We were able to biochemically confirm the specific processing of the MJD protein in the B16 and C10 cells via Western blotting (Figure 1D). The transfected full-length MJD35-GFP and MJD79-GFP proteins were detected as 65 kDa and 73 kDa bands respectively, using an anti-GFP antibody. In addition to these bands, cell extracts from the B16 and C10 cells showed an additional band of approximately 40 kDa in the MJD35-GFP transfection and approximately 46 kDa in the MJD79-GFP transfection. The polyglutamine repeat length did not affect the efficiencies of cleavage of the MJD protein in these cells. To test the cleavage specificity of the B16 and C10 cells, we examined the ability of these cells to cleave huntingtin and the androgen receptor, gene products responsible for HD and SBMA, respectively. We could not detect any cleavage products of huntingtin (Figure 1D) or the androgen receptor (not shown) that were enhanced in the B16 and C10 cells. These results clearly indicated that the processing activity enhanced in both the B16 and C10 cells is specific for the MJD protein, showing that this ‘cleavage-dependent cell selection system’ can indeed be used for the selection of cells with enhanced cleavage activity for a particular protein.

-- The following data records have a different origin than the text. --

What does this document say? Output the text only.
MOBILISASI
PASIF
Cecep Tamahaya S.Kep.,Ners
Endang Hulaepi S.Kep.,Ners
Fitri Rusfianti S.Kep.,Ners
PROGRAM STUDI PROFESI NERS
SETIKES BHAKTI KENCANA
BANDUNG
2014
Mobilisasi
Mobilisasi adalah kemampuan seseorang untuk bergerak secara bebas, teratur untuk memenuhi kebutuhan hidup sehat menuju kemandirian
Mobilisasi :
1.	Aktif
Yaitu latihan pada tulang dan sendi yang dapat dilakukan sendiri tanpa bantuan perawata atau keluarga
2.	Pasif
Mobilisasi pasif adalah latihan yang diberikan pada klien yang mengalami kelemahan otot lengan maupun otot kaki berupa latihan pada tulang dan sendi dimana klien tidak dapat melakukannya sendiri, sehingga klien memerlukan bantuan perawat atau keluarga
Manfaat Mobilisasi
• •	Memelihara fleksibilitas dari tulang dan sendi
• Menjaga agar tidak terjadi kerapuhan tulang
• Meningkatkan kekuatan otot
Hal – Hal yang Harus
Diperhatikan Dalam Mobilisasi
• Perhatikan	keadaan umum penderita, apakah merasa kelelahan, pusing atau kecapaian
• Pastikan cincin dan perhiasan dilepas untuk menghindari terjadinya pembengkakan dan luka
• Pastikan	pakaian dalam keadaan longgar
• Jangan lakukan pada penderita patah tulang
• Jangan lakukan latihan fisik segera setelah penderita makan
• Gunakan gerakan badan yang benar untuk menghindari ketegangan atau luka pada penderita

A rough estimation of the cleavage site of the MJD protein from the sizes of the cleaved products suggests that the MJD protein is cleaved in these cells around the 250th amino acid residue, which is towards the C-terminus of the protein.² Our preliminary data from NMR structural analysis of bacterially synthesized MJD protein indicated that the MJD protein possesses a higher ordered structure in its N-terminal portion and a relatively free structure around its C-terminus, where the polyglutamine stretch resides. Consistent with this, trypsinization specifically cleaved the MJD protein at a single site after the 206th Lysine² (Y Kamei and A Kakizuka unpublished data), which is located near the predicted cleavage region observed in the B16 and C10 cells. Mutation of this trypsin cleavage site in the MJD protein still allowed the protein to be cleaved in B16 and C10 cells (data not shown), indicating that the MJD processing being observed is not mediated by trypsin or trypsin-like proteases. These selected cells, especially the C10 cells will be useful for further characterization of the MJD protein processing activity and for the identification of the yet unknown MJD processing enzyme. Application of this system to other proteins will definitely open a new field in protein processing research.